Context Anxiety and Harness Decay
Content reflects the state as of February 2026. AI tooling and model capabilities in this area change frequently.
A harness that patches around today’s model weakness can become tomorrow’s technical debt. Agent teams often add rules after a bad run: always restate the plan, never call this tool first, summarize every file, ask for approval every time. Some rules are durable. Others are workarounds for a specific model version.
Situation
Agent teams often add rules after a bad run: always restate the plan, never call this tool first, summarize every file, ask for approval every time. Some rules are durable. Others are workarounds for a specific model version.
The pattern matters for database, cloud, and platform teams because agents do not operate in a vacuum. They inherit repository rules, tool permissions, deployment workflows, incident history, and the quality of the evidence available to them.
| Operating layer | Default approach | Better alternative |
|---|---|---|
| Context | Rely on a long prompt or chat history | Give the agent task-specific evidence and rules |
| Tooling | Expose broad tools and inspect later | Expose narrow tools with clear approval boundaries |
| Verification | Read the final answer | Check the artifact, trace, and final state |
The Problem
As models improve, old workarounds can make the system slower, noisier, or less capable. The harness becomes a pile of anxieties rather than a clear execution contract.
The practical question is not whether an agent can produce a convincing response. The question is whether the engineering system around that response makes the work observable, reversible, and reviewable.
| Failure point | What breaks | Why it matters |
|---|---|---|
| Weak boundary | Agent authority is broader than the task | A diagnostic run can become an unsafe change |
| Missing evidence | The agent cannot cite the state it used | Review becomes opinion instead of verification |
| No lifecycle | The workflow ends at a message | Ownership, audit, cleanup, and rollback disappear |
Stable Harness Contracts
Separate durable controls from model-specific prompts. Durable controls include permissions, tool APIs, evals, logging, and approval gates. Prompt workarounds should expire unless evals prove they still help.
flowchart TD
A[task request — bounded intent] --> B[stable harness contracts — controls]
B --> C[tool execution — evidence collected]
C --> D[verification — final state checked]
D --> E[human handoff — audit retained]
-
Define the operating boundary.
Write down the task class, allowed tools, environment, data class, and approval mode before the agent runs. -
Shape the evidence.
Return compact observations instead of raw dumps. The agent should see enough to reason, but not so much that context is wasted. -
Require proof of completion.
Completion should be an artifact or state check: a passing test, a reviewed plan, a valid rollback, a trace, or a linked ticket.

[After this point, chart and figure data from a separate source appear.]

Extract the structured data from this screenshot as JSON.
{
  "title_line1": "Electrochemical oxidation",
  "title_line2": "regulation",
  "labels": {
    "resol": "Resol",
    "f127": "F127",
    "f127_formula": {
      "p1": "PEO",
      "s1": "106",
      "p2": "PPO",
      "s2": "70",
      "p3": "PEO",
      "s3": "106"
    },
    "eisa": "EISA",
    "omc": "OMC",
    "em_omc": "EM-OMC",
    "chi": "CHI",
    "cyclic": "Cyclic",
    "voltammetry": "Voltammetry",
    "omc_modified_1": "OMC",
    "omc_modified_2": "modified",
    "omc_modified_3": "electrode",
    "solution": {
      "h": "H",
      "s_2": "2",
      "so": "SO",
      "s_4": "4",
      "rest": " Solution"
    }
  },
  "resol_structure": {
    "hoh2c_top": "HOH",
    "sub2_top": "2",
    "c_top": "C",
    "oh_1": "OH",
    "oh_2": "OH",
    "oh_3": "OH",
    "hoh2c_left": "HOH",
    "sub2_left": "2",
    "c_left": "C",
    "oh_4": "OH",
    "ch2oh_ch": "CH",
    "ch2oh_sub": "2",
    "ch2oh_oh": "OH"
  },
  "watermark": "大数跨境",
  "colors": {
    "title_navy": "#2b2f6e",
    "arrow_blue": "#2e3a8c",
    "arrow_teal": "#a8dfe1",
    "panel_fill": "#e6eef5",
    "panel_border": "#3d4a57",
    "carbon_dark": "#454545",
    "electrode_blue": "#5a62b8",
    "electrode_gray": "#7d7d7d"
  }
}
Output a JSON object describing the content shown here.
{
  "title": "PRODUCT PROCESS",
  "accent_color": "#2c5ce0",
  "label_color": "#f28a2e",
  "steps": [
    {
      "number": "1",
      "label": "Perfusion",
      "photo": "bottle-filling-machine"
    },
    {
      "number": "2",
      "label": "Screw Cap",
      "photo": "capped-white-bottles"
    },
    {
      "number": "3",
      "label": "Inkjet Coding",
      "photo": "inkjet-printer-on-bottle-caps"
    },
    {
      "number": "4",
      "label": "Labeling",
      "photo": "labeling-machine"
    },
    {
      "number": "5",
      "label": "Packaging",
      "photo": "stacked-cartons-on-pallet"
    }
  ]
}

Review harness rules like production code. Each rule needs an owner, reason, eval coverage, and removal condition.
In Practice
Context: Anthropic’s managed agents writing argues for decoupling the brain from the hands: stable interfaces and execution contracts should outlast current model implementations. Source: Anthropic, Scaling Managed Agents.
Action: Review harness rules like production code. Each rule needs an owner, reason, eval coverage, and removal condition.
Result: If removing a rule does not hurt eval outcomes, the rule was not a control; it was drag.
Learning: Separate durable controls from model-specific prompts. Durable controls include permissions, tool APIs, evals, logging, and approval gates. Prompt workarounds should expire unless evals prove they still help. This is a documented pattern or a direct consequence of how the named systems behave, not a fabricated production story.
Where It Breaks
| Failure mode | Trigger | Fix |
|---|---|---|
| Prompt fossil | Old workaround stays forever | Add expiration review |
| Over-constrained model | Agent cannot use improved capability | Retest against eval suite |
| Mixed concerns | Policy and style live in same prompt | Move policy to harness code |
| No ownership | Nobody can delete stale rules | Assign harness owners |
What to Do Next
- Problem: As models improve, old workarounds can make the system slower, noisier, or less capable. The harness becomes a pile of anxieties rather than a clear execution contract.
- Solution: Separate durable controls from model-specific prompts. Durable controls include permissions, tool APIs, evals, logging, and approval gates. Prompt workarounds should expire unless evals prove they still help.
- Proof: If removing a rule does not hurt eval outcomes, the rule was not a control; it was drag.
- Action: Audit one agent instruction file and label each rule as policy, tool contract, style preference, or model workaround.
The teams that get value from agents will not be the teams with the longest prompts. They will be the teams that turn agent work into a controlled engineering workflow.